I also think it’s crucial that we refrain from comparing people’s suffering. In our clinical work, we don’t ask ourselves whose pain is worse, a patient with lung cancer or another with heart failure. And we never justify a patient’s suffering by blaming them for what they may or not have done in the past—or for what their government did. Instead, we sympathize with the patient for what they are going through, and we lend our voice and our expertise to help them through their pain.

In this case, those of us who are not Israeli or Jewish, like myself, have an obligation to do better by our Israeli and Jewish colleagues. We were “expecting to have more support from other medical associations, academic institutions and international health organizations”, Grotto told me. He and other clinicians I spoke with expressed their feeling of isolation; so many who are normally their friends and colleagues have seemingly turned their backs on them in a time of great sadness.

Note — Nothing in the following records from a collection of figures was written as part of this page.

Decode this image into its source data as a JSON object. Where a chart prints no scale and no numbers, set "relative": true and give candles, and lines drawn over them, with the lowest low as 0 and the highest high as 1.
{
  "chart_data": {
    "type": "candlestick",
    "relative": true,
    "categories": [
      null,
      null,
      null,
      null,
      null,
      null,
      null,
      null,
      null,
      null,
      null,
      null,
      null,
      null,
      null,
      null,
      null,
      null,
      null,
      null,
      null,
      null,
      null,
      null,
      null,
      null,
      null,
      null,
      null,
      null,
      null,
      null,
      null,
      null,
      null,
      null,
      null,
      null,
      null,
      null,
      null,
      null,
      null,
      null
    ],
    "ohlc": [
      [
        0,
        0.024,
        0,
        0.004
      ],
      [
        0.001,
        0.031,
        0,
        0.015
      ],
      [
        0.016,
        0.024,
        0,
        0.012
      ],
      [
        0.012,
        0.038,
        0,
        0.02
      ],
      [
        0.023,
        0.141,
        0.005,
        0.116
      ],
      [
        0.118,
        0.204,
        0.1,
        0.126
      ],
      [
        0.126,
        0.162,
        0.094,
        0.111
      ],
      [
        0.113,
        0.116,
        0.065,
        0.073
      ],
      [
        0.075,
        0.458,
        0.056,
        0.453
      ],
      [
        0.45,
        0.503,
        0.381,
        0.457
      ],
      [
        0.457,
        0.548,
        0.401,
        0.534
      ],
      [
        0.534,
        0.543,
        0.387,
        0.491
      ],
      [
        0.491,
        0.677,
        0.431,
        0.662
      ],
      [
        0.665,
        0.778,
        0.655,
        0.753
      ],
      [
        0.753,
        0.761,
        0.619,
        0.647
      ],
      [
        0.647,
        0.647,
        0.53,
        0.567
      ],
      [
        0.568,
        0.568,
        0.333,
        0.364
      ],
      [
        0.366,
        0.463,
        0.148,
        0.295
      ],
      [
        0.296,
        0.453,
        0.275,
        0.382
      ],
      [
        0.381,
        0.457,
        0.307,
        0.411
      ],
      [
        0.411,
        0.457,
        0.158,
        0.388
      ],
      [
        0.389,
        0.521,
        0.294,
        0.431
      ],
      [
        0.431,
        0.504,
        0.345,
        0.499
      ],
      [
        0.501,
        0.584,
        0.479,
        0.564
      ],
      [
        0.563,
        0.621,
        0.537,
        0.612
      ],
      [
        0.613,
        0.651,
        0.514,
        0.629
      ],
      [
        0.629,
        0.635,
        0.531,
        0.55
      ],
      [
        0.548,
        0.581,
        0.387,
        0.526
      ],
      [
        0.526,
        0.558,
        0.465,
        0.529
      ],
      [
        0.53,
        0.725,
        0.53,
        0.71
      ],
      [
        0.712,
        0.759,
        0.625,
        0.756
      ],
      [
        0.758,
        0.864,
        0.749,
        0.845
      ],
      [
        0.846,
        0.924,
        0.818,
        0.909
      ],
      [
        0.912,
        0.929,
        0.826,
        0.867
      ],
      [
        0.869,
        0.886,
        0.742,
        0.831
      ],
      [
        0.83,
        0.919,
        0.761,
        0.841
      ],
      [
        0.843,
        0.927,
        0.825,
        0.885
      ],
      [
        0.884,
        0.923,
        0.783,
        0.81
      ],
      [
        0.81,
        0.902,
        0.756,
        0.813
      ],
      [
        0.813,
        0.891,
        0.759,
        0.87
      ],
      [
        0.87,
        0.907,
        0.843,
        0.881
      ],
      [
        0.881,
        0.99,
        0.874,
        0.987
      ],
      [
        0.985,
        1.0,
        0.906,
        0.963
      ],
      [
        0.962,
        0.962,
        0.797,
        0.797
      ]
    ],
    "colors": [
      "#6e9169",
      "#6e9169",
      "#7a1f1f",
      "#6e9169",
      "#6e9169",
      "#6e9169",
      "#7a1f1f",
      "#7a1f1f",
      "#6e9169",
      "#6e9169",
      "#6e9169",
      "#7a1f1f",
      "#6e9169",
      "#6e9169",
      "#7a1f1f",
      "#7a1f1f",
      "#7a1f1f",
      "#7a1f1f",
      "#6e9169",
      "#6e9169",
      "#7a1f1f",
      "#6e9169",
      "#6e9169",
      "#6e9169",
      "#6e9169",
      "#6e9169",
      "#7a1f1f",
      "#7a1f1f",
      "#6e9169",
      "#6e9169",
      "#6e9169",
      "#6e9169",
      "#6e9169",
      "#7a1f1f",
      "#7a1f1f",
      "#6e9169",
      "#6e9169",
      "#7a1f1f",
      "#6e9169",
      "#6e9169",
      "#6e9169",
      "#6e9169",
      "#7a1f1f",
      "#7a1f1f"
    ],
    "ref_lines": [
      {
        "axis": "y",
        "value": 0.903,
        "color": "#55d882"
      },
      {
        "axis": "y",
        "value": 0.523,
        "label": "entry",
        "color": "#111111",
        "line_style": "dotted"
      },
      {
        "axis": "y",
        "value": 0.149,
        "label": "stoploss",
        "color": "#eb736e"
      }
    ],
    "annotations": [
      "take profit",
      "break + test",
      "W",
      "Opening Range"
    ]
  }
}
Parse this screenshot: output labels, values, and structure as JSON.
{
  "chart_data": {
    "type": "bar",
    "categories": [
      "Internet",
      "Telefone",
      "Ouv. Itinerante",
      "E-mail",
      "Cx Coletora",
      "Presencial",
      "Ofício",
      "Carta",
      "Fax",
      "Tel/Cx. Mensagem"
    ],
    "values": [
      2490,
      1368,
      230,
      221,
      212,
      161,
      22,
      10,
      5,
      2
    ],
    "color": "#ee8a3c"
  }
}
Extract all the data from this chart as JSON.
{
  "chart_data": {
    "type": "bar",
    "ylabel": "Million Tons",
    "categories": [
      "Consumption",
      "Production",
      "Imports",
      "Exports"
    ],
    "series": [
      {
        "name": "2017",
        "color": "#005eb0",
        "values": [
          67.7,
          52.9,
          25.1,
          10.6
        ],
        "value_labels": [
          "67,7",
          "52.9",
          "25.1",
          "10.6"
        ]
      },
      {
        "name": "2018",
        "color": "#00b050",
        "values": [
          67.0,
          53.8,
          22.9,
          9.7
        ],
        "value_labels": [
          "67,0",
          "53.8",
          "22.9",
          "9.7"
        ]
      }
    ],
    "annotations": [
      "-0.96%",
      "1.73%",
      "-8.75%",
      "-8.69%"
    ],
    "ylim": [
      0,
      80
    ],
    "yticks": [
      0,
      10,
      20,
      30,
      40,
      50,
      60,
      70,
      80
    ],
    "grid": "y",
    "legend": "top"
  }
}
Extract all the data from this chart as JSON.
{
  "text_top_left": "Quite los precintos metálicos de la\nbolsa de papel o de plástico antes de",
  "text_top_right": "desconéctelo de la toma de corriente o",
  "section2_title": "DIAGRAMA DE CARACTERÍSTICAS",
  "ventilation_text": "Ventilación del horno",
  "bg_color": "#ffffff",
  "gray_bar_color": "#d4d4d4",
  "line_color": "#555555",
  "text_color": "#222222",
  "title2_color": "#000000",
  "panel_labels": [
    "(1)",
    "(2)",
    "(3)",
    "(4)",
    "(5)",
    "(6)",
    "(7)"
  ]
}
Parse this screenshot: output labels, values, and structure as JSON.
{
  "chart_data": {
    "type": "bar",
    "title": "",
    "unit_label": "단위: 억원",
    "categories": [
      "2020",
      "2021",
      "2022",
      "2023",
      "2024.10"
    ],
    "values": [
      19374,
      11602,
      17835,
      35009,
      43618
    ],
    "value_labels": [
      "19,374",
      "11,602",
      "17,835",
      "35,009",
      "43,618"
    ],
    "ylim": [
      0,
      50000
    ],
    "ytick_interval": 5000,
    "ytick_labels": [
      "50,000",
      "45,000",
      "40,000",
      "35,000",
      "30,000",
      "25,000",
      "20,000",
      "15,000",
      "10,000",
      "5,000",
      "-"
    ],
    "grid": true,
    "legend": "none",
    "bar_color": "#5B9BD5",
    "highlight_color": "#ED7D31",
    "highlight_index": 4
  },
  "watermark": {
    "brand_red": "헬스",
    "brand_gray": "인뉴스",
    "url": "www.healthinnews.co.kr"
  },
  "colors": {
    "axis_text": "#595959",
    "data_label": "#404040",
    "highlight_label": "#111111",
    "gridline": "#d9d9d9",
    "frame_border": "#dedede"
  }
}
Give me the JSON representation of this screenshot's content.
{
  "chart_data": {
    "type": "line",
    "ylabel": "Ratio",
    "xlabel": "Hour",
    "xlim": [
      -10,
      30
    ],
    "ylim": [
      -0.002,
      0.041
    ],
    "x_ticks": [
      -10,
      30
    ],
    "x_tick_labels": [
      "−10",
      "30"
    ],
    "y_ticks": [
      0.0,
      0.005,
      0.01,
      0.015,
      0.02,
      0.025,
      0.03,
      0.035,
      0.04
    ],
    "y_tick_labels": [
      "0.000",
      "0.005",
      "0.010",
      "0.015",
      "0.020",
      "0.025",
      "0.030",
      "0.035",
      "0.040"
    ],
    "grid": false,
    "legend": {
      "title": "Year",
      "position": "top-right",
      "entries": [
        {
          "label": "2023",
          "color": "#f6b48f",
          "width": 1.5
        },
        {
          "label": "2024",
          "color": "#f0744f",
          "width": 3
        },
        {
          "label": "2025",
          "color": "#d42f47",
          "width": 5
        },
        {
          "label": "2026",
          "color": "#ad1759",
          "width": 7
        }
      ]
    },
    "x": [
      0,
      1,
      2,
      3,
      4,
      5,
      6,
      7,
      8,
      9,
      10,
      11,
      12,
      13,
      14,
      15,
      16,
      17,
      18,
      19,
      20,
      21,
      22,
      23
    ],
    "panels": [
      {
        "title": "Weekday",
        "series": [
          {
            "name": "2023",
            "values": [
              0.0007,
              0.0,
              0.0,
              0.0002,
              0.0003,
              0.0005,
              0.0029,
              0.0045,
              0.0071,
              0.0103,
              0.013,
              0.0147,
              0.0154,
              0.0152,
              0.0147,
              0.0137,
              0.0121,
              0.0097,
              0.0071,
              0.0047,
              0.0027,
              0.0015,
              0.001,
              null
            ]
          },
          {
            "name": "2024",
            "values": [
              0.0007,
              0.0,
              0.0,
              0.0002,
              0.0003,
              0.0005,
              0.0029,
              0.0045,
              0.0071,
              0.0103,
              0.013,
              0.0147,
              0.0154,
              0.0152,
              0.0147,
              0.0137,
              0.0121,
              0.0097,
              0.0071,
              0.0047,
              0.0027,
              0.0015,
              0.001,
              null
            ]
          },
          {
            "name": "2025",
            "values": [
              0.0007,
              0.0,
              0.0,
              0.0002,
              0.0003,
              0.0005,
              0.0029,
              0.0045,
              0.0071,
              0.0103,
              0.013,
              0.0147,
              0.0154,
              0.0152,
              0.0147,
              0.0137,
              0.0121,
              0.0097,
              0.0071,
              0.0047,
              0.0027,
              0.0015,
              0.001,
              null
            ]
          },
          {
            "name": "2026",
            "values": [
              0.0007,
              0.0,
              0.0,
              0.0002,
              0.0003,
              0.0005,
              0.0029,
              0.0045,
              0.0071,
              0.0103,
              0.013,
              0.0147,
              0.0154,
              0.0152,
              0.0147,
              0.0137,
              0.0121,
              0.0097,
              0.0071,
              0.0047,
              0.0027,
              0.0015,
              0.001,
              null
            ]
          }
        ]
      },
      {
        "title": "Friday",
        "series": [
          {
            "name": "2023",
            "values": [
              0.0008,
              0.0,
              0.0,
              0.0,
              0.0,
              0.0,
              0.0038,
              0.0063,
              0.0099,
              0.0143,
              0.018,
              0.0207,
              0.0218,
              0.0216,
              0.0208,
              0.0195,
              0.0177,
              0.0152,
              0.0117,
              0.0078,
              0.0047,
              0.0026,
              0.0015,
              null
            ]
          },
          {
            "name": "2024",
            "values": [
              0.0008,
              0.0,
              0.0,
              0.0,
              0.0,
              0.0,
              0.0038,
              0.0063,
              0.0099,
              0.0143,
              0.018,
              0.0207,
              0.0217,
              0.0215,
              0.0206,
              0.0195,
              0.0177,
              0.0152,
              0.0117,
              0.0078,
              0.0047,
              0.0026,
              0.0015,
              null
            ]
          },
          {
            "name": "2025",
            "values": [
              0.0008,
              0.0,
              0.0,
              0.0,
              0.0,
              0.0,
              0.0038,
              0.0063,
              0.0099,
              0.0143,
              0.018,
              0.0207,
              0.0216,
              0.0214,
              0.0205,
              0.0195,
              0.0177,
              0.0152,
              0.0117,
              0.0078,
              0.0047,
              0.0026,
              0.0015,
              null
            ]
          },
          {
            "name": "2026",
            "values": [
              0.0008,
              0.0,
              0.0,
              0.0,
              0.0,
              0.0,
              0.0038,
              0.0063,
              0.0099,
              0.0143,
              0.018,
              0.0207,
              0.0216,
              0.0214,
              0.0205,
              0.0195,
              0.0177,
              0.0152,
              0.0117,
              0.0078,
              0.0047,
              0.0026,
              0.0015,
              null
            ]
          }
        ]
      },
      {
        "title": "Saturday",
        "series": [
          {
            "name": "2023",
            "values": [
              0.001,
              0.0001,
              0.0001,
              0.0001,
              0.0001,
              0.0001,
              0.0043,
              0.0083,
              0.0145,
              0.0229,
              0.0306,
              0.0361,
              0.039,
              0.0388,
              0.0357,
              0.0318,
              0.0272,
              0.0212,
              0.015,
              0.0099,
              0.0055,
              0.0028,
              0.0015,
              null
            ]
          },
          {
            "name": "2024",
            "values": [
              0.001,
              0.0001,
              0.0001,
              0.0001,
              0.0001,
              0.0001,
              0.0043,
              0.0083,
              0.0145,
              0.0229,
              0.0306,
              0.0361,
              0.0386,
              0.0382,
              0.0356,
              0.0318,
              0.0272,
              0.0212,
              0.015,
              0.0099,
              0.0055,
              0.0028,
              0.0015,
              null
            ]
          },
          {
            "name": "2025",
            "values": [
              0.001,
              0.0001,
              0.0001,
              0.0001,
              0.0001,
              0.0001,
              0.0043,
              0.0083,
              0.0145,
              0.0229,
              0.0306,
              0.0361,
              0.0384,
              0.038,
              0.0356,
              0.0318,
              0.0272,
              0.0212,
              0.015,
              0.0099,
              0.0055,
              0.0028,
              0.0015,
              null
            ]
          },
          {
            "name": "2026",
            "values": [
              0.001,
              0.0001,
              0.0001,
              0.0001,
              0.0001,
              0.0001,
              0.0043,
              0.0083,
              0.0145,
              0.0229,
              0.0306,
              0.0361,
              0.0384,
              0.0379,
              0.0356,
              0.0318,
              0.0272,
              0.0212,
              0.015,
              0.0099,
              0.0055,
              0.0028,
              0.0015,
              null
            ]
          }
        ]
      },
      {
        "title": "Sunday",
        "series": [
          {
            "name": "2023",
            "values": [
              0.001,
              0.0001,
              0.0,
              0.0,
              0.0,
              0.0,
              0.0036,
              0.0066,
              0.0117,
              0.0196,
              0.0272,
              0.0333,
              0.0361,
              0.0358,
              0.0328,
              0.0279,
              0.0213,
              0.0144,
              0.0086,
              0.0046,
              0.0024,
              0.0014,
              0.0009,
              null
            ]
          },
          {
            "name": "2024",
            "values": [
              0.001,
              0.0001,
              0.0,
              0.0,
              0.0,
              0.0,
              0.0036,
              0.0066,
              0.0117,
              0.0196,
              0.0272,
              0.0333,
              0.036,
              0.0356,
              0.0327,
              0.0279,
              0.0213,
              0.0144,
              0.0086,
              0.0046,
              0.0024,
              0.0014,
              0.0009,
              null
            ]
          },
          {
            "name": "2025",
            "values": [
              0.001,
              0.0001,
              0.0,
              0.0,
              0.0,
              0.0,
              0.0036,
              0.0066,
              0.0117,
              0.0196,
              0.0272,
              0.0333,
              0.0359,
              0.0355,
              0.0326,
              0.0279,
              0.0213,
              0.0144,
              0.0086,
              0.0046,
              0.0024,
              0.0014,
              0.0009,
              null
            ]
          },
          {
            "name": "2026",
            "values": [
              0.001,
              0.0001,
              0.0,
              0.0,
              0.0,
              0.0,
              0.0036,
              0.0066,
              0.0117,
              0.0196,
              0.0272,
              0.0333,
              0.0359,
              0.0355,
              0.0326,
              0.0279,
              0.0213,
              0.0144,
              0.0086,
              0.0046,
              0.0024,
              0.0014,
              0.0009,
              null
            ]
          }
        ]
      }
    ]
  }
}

We need to be better allies. We must condemn the terrorist attacks and sympathize over the unimaginable tragedies on October 7. This does not mean that we can’t also disagree with the Israeli government’s historical policies or their current actions. It doesn’t mean that we shouldn’t also do more to help the unfolding public health catastrophe in Gaza. And it certainly doesn’t mean we shouldn’t also be allies to our Palestinian colleagues. We must just as forcefully denounce Islamophobia as we do antisemitism and all forms of hatred and discrimination.

But we must also show our shared humanity and our solidarity. “Never again” means not forgetting the murders of Jews in the past and not keeping silent in the face of present-day atrocities.